While professors will not vote formally on the curricular recommendations until early this spring, two Harvard College Courses are already in the planning stages—full-year introductory courses to the life sciences and physical sciences designed for concentrators and non-concentrators alike.
But Harris doubted that the Courses have the pedagogical value to make them central to general education.
“They sound like the books we want to write,” he said. “All too often we tend to think of students as people who will absorb our wisdom rather than as co-authors.”
Harris said the complex and interdisciplinary Courses might work better as “culminating experiences” for seniors rather than a requirement for first-years.
HOW TO BREAK IT DOWN
Professors also disagreed on how the distributional requirements should be shaped. Sandel said that the committee may recommend that students take classes in the humanities and arts, the social sciences and the natural sciences, along with separate requirements in history, moral reasoning and quantitative reasoning.
Porter University Professor Helen Vendler drew applause when she said that Sandel’s suggested areas omit important areas of study—particularly a “foreign cultures” requirement.
“I would send a Harvard graduate out into the world with more international understanding and less quantitative reasoning, if I had the choice,” Vendler said.
Baird Professor of Science Gary Feldman, who called today’s Core categories “not so bad,” took issue with the broad nature of the three principal areas of study defined by Sandel, arguing that they encompassed just about everything.
“We might as well have no requirements at all,” he said.
But other professors supported the distributional requirement because they would increase the Faculty’s ability to offer the kinds of courses they want to teach.
“As I see it, a division distribution helps return agency to the departments and I think that’s to the good,” said Irene J. Winter, Boardman professor of fine arts.
English Department Chair James Engell also praised distributional requirements on the grounds that they allow students greater flexibility and the chance to explore new areas of inquiry.
Underlying Friday’s debate were not only disagreements over requirements but also about the broader purpose of general education. And faculty members said that the last must come first.
“Unless we know what the purpose of general education is, then we won’t know what qualifies as general education,” said Feldman of the early tone of the discussion.
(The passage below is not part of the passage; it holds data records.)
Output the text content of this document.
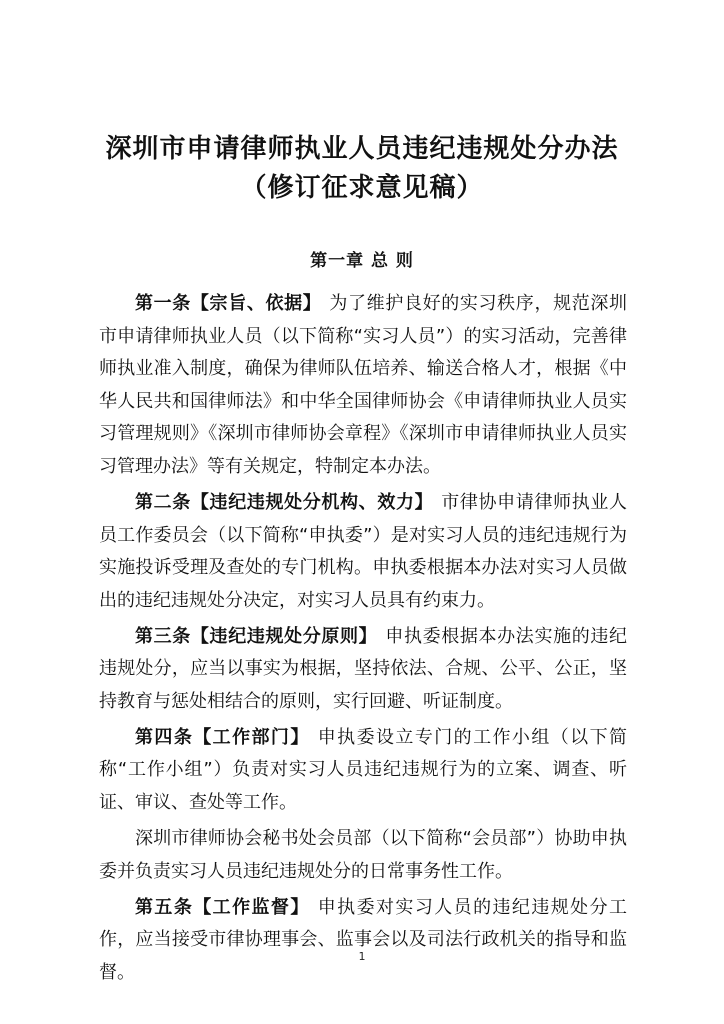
深圳市申请律师执业人员违纪违规处分办法
（修订征求意见稿）
第一章 总 则

第一条【宗旨、依据】 为了维护良好的实习秩序，规范深圳市申请律师执业人员（以下简称“实习人员”）的实习活动，完善律师执业准入制度，确保为律师队伍培养、输送合格人才，根据《中华人民共和国律师法》和中华全国律师协会《申请律师执业人员实习管理规则》《深圳市律师协会章程》《深圳市申请律师执业人员实习管理办法》等有关规定，特制定本办法。

第二条【违纪违规处分机构、效力】 市律协申请律师执业人员工作委员会（以下简称“申执委”）是对实习人员的违纪违规行为实施投诉受理及查处的专门机构。申执委根据本办法对实习人员做出的违纪违规处分决定，对实习人员具有约束力。

第三条【违纪违规处分原则】 申执委根据本办法实施的违纪违规处分，应当以事实为根据，坚持依法、合规、公平、公正，坚持教育与惩处相结合的原则，实行回避、听证制度。

第四条【工作部门】 申执委设立专门的工作小组（以下简称“工作小组”）负责对实习人员违纪违规行为的立案、调查、听证、审议、查处等工作。

深圳市律师协会秘书处会员部（以下简称“会员部”）协助申执委并负责实习人员违纪违规处分的日常事务性工作。

第五条【工作监督】 申执委对实习人员的违纪违规处分工作，应当接受市律协理事会、监事会以及司法行政机关的指导和监督。

1
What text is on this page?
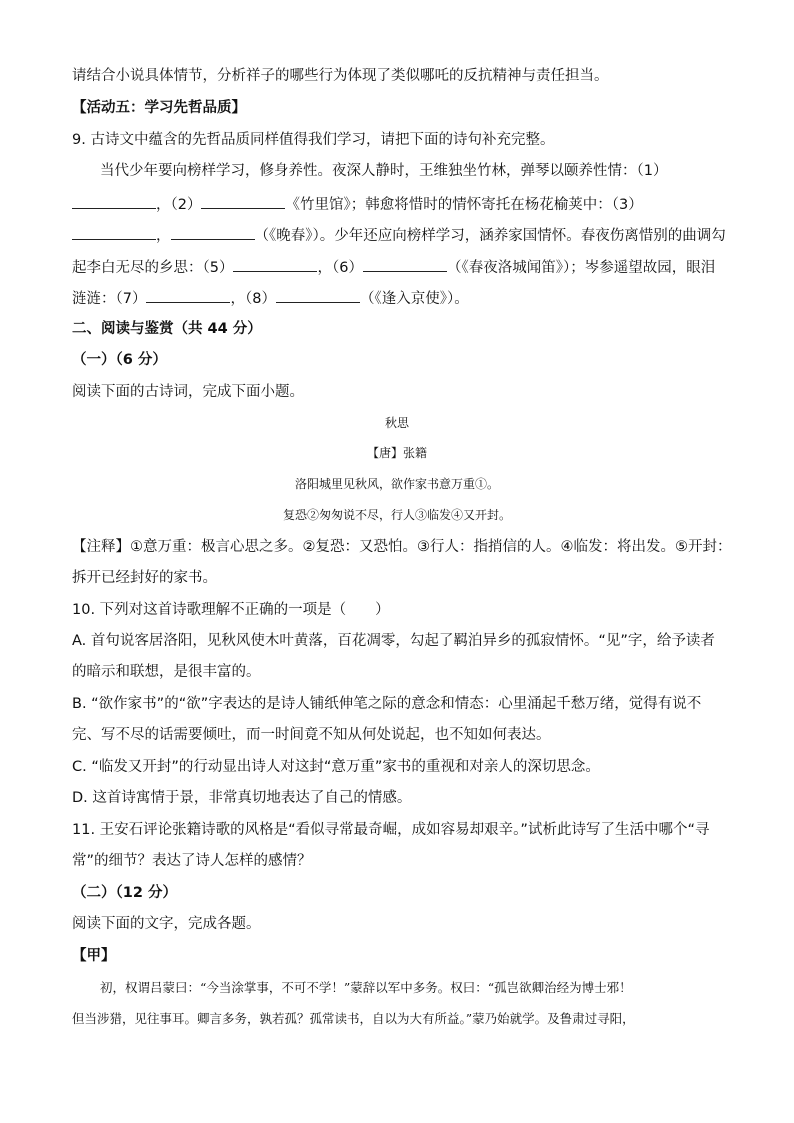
请结合小说具体情节，分析祥子的哪些行为体现了类似哪吒的反抗精神与责任担当。
【活动五：学习先哲品质】
9. 古诗文中蕴含的先哲品质同样值得我们学习，请把下面的诗句补充完整。
当代少年要向榜样学习，修身养性。夜深人静时，王维独坐竹林，弹琴以颐养性情：（1）
，（2）	《竹里馆》；韩愈将惜时的情怀寄托在杨花榆荚中：（3）
，	（《晚春》）。少年还应向榜样学习，涵养家国情怀。春夜伤离惜别的曲调勾
起李白无尽的乡思：（5）	，（6）	（《春夜洛城闻笛》）；岑参遥望故园，眼泪
涟涟：（7）	，（8）	（《逢入京使》）。
二、阅读与鉴赏（共 44 分）
（一）（6 分）
阅读下面的古诗词，完成下面小题。
秋思
【唐】张籍
洛阳城里见秋风，欲作家书意万重①。
复恐②匆匆说不尽，行人③临发④又开封。
【注释】①意万重：极言心思之多。②复恐：又恐怕。③行人：指捎信的人。④临发：将出发。⑤开封：
拆开已经封好的家书。
10. 下列对这首诗歌理解不正确的一项是（　　）
A. 首句说客居洛阳，见秋风使木叶黄落，百花凋零，勾起了羁泊异乡的孤寂情怀。“见”字，给予读者
的暗示和联想，是很丰富的。
B. “欲作家书”的“欲”字表达的是诗人铺纸伸笔之际的意念和情态：心里涌起千愁万绪，觉得有说不
完、写不尽的话需要倾吐，而一时间竟不知从何处说起，也不知如何表达。
C. “临发又开封”的行动显出诗人对这封“意万重”家书的重视和对亲人的深切思念。
D. 这首诗寓情于景，非常真切地表达了自己的情感。
11. 王安石评论张籍诗歌的风格是“看似寻常最奇崛，成如容易却艰辛。”试析此诗写了生活中哪个“寻
常”的细节？表达了诗人怎样的感情？
（二）（12 分）
阅读下面的文字，完成各题。
【甲】
初，权谓吕蒙曰：“今当涂掌事，不可不学！”蒙辞以军中多务。权曰：“孤岂欲卿治经为博士邪！
但当涉猎，见往事耳。卿言多务，孰若孤？孤常读书，自以为大有所益。”蒙乃始就学。及鲁肃过寻阳，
Professor of Psychology Philip Stone suggested the purpose of general education should be to prepare students for an unknown future—”the kind of world we can only begin to see” and that “opens their minds to alternatives...rather than the ubiquitous given.”
Meanwhile, Engell said general education should focus on unsolved academic questions. The best system is one that “gets students to address questions to which society has no pat answers,” he said.
After the meeting, Classics Department Chair Richard F. Thomas said that though he was pleased to have broad discussion begin, more debate among the entire Faculty—not just the Review committees—will be necessary to reach a consensus.
“There is the question of whether [the] function [of general education] has been sufficiently discussed,” Thomas said. “There’s been very little dialogue.”
He said he was pleased with Friday’s meeting, and said he hopes more will be organized to address the specific issue of general education.
There are already plans to hold two more discussions to address other Review recommendations—one in January to look at concentrations and advising and one in February to look at science education, the international experience and a proposed January Term.
There are also plans to hold a forum exclusively for students.